The Finnart estate was then taken over by the Anglo-Iranian Oil Company, which later became the British Petroleum Company (BP). They built a direct 58 mi long pipeline to deliver imported crude oil from the terminal to the Grangemouth refinery, and this was connected in 1954. A deep-water jetty was constructed to accommodate the larger supertankers then coming into use, and the terminal also took over the Arddarroch estate, with the whole site leased from the Ministry of Defence. A second pipeline was constructed to take finished products from the refinery to the terminal for export, primarily to Northern Ireland. The import of crude oil reached a peak in the 1970s, before North Sea oil began coming onshore in quantity. In 2005 the terminal was bought by the INEOS Group.

Arddarroch House has been converted into offices and accommodation, but the Buildings at Risk Register for Scotland records that at least since 1994 the B listed Finnart House has been boarded up and lies empty, at high risk.
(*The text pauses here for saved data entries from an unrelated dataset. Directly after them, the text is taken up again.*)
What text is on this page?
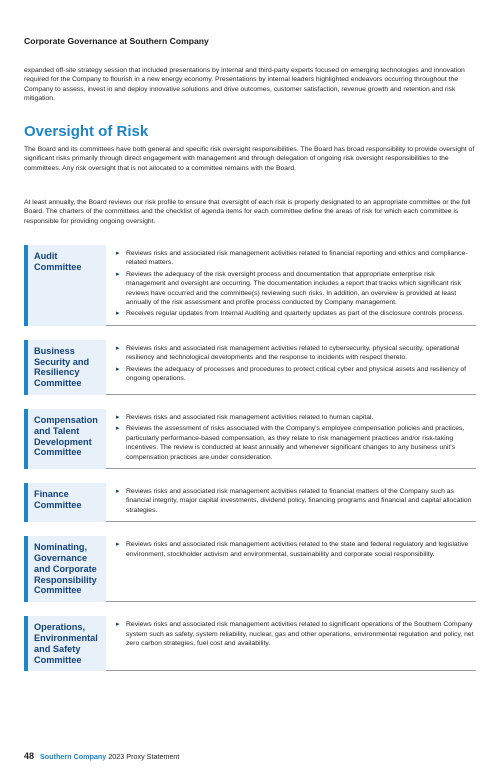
Corporate Governance at Southern Company
expanded off-site strategy session that included presentations by internal and third-party experts focused on emerging technologies and innovation required for the Company to flourish in a new energy economy. Presentations by internal leaders highlighted endeavors occurring throughout the Company to assess, invest in and deploy innovative solutions and drive outcomes, customer satisfaction, revenue growth and retention and risk mitigation.
Oversight of Risk
The Board and its committees have both general and specific risk oversight responsibilities. The Board has broad responsibility to provide oversight of significant risks primarily through direct engagement with management and through delegation of ongoing risk oversight responsibilities to the committees. Any risk oversight that is not allocated to a committee remains with the Board.
At least annually, the Board reviews our risk profile to ensure that oversight of each risk is properly designated to an appropriate committee or the full Board. The charters of the committees and the checklist of agenda items for each committee define the areas of risk for which each committee is responsible for providing ongoing oversight.
Audit
Committee
▸ Reviews risks and associated risk management activities related to financial reporting and ethics and compliance-related matters.
▸ Reviews the adequacy of the risk oversight process and documentation that appropriate enterprise risk management and oversight are occurring. The documentation includes a report that tracks which significant risk reviews have occurred and the committee(s) reviewing such risks. In addition, an overview is provided at least annually of the risk assessment and profile process conducted by Company management.
▸ Receives regular updates from Internal Auditing and quarterly updates as part of the disclosure controls process.
Business
Security and
Resiliency
Committee
▸ Reviews risks and associated risk management activities related to cybersecurity, physical security, operational resiliency and technological developments and the response to incidents with respect thereto.
▸ Reviews the adequacy of processes and procedures to protect critical cyber and physical assets and resiliency of ongoing operations.
Compensation
and Talent
Development
Committee
▸ Reviews risks and associated risk management activities related to human capital.
▸ Reviews the assessment of risks associated with the Company's employee compensation policies and practices, particularly performance-based compensation, as they relate to risk management practices and/or risk-taking incentives. The review is conducted at least annually and whenever significant changes to any business unit's compensation practices are under consideration.
Finance
Committee
▸ Reviews risks and associated risk management activities related to financial matters of the Company such as financial integrity, major capital investments, dividend policy, financing programs and financial and capital allocation strategies.
Nominating,
Governance
and Corporate
Responsibility
Committee
▸ Reviews risks and associated risk management activities related to the state and federal regulatory and legislative environment, stockholder activism and environmental, sustainability and corporate social responsibility.
Operations,
Environmental
and Safety
Committee
▸ Reviews risks and associated risk management activities related to significant operations of the Southern Company system such as safety, system reliability, nuclear, gas and other operations, environmental regulation and policy, net zero carbon strategies, fuel cost and availability.
48 Southern Company 2023 Proxy Statement
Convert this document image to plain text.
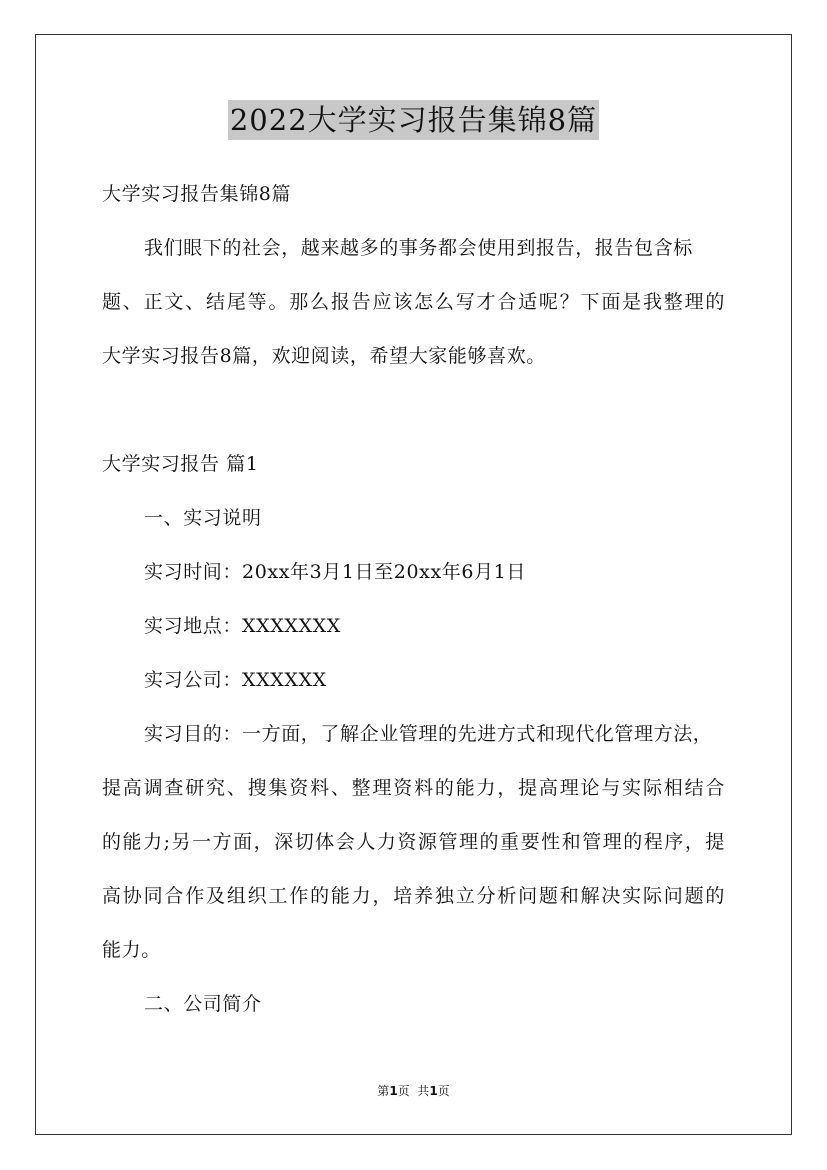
2022大学实习报告集锦8篇
大学实习报告集锦8篇
我们眼下的社会，越来越多的事务都会使用到报告，报告包含标
题、正文、结尾等。那么报告应该怎么写才合适呢？下面是我整理的
大学实习报告8篇，欢迎阅读，希望大家能够喜欢。
大学实习报告 篇1
一、实习说明
实习时间：20xx年3月1日至20xx年6月1日
实习地点：XXXXXXX
实习公司：XXXXXX
实习目的：一方面，了解企业管理的先进方式和现代化管理方法，
提高调查研究、搜集资料、整理资料的能力，提高理论与实际相结合
的能力;另一方面，深切体会人力资源管理的重要性和管理的程序，提
高协同合作及组织工作的能力，培养独立分析问题和解决实际问题的
能力。
二、公司简介
第1页  共1页
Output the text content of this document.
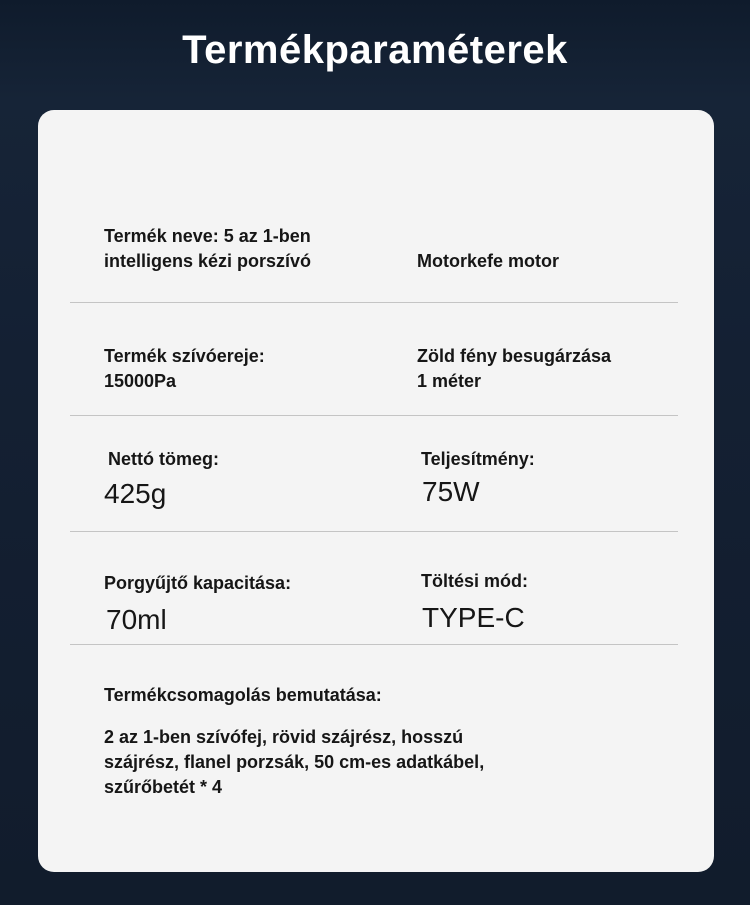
Termékparaméterek
Termék neve: 5 az 1-ben
intelligens kézi porszívó	Motorkefe motor
Termék szívóereje:
15000Pa
Zöld fény besugárzása
1 méter
Nettó tömeg:
425g
Teljesítmény:
75W
Porgyűjtő kapacitása:
70ml
Töltési mód:
TYPE-C
Termékcsomagolás bemutatása:
2 az 1-ben szívófej, rövid szájrész, hosszú
szájrész, flanel porzsák, 50 cm-es adatkábel,
szűrőbetét * 4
The register also has an entry for the B listed lodge at the roadside, also designed by Burn, which is disused and was at moderate risk as of October 2012. Both are shown as Crown property owned by the Ministry of Defence.

In September 2024, the owners Petroineos confirmed that the Grangemouth Refinery which connects to the terminal via two cross-country pipelines, would cease refining operations no later than June 2025.
This will mean that the terminal and both cross-country pipelines will also close in the same timescale.

In July 2026 the terminal was purchased by the UK’s Ministry of Defence.